Early progression of diabetic nephropathy correlates with methylglyoxal-derived advanced glycation end products

Abstract

Objective: Increased advanced glycation end products (AGEs) and oxidation products (OPs) are proposed to lead to progression of diabetic nephropathy (DN). We investigated the relationship between AGEs, OPs, and progression of DN in 103 subjects with type 1 diabetes participating in the Natural History of Diabetic Nephropathy Study.

Research design and methods: Mean age of subjects was 17.6±7.4 years, and mean duration of diabetes was 8.3±4.9 years. All patients were normoalbuminuric. Change in glomerular basement membrane (GBM) width from baseline to 5 years, measured using electron micrographs of renal biopsies, was our primary end point, and mesangial fractional volume was a secondary end point. Fast progressors (FPs) were defined as those in the upper quartile of GBM change, and the remaining patients were classified as slow progressors (SPs). AGEs (3-deoxyglucosone and methylglyoxal hydroimidazolones [MGHI]), carboxymethyl lysine (CML), carboxyethyl lysine (CEL), and OPs (methionine sulfoxide and 2-aminoadipic acid) were measured at year 5 by liquid chromatography/triple-quadruple mass spectroscopy on 10-K plasma filtrates.

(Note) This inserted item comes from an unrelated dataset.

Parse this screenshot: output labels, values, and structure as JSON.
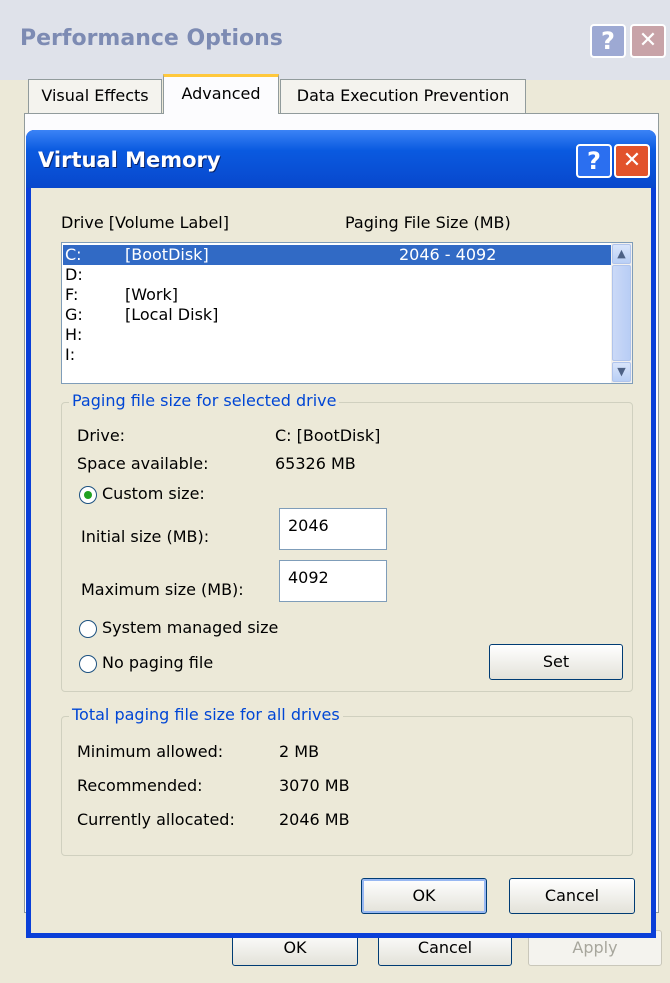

Results: We found that MGHI, CEL, and CML levels were significantly higher in FPs relative to SPs. No product predicted mesangial expansion. A model containing only HbA1c accounted for 4.7% of GBM width variation, with the total variability explained by the model increasing to 11.6% when MGHI, CEL, and CML were added to the regression model (7.9% increase). MGHI was a significant independent predictor of FP. Using a logistic regression model to relate each biomarker to the probability of a subject's classification as an FP, CML, CEL, and MGHI, but not HbA1c, showed a significant relationship to the probability of FP.

Conclusions: The results suggest that these three major AGEs may be early indicators of progression of important DN lesions.

Figure 1

A logistic regression model was used to develop predictive equations relating each biomarker to the probability of a subject’s classification as FP of DN. CML and MGHI values were log transformed when used as predictors and then back-transformed when creating predictive probability plots. For the three biomarkers (CML [panel B], CEL [panel C], and MGHI [panel D]), but not for HbA_1c (panel A) (P = 0.28), measured at the same time,_, there was a significant relationship with the probability of classification as an FP (CML P = 0.02; CEL P = 0.03; MGHI P = 0.048). For HbA_1c, the relationship was significant when fit to the entire sample (n = 186) over 5 years (P = 0.006).

Figure 2

A forest plot of the ORs (and 95% CIs) for a 1-SD change in the three informative biomarkers (CML, CEL, and MGHI) and HbA_1c, as calculated from the logistic regression model. For example, a 1-SD increase in CEL would lead to a 1.72-fold increase in the odds of being in the FP group. The P values for these plots are associated with those shown in Fig. 1.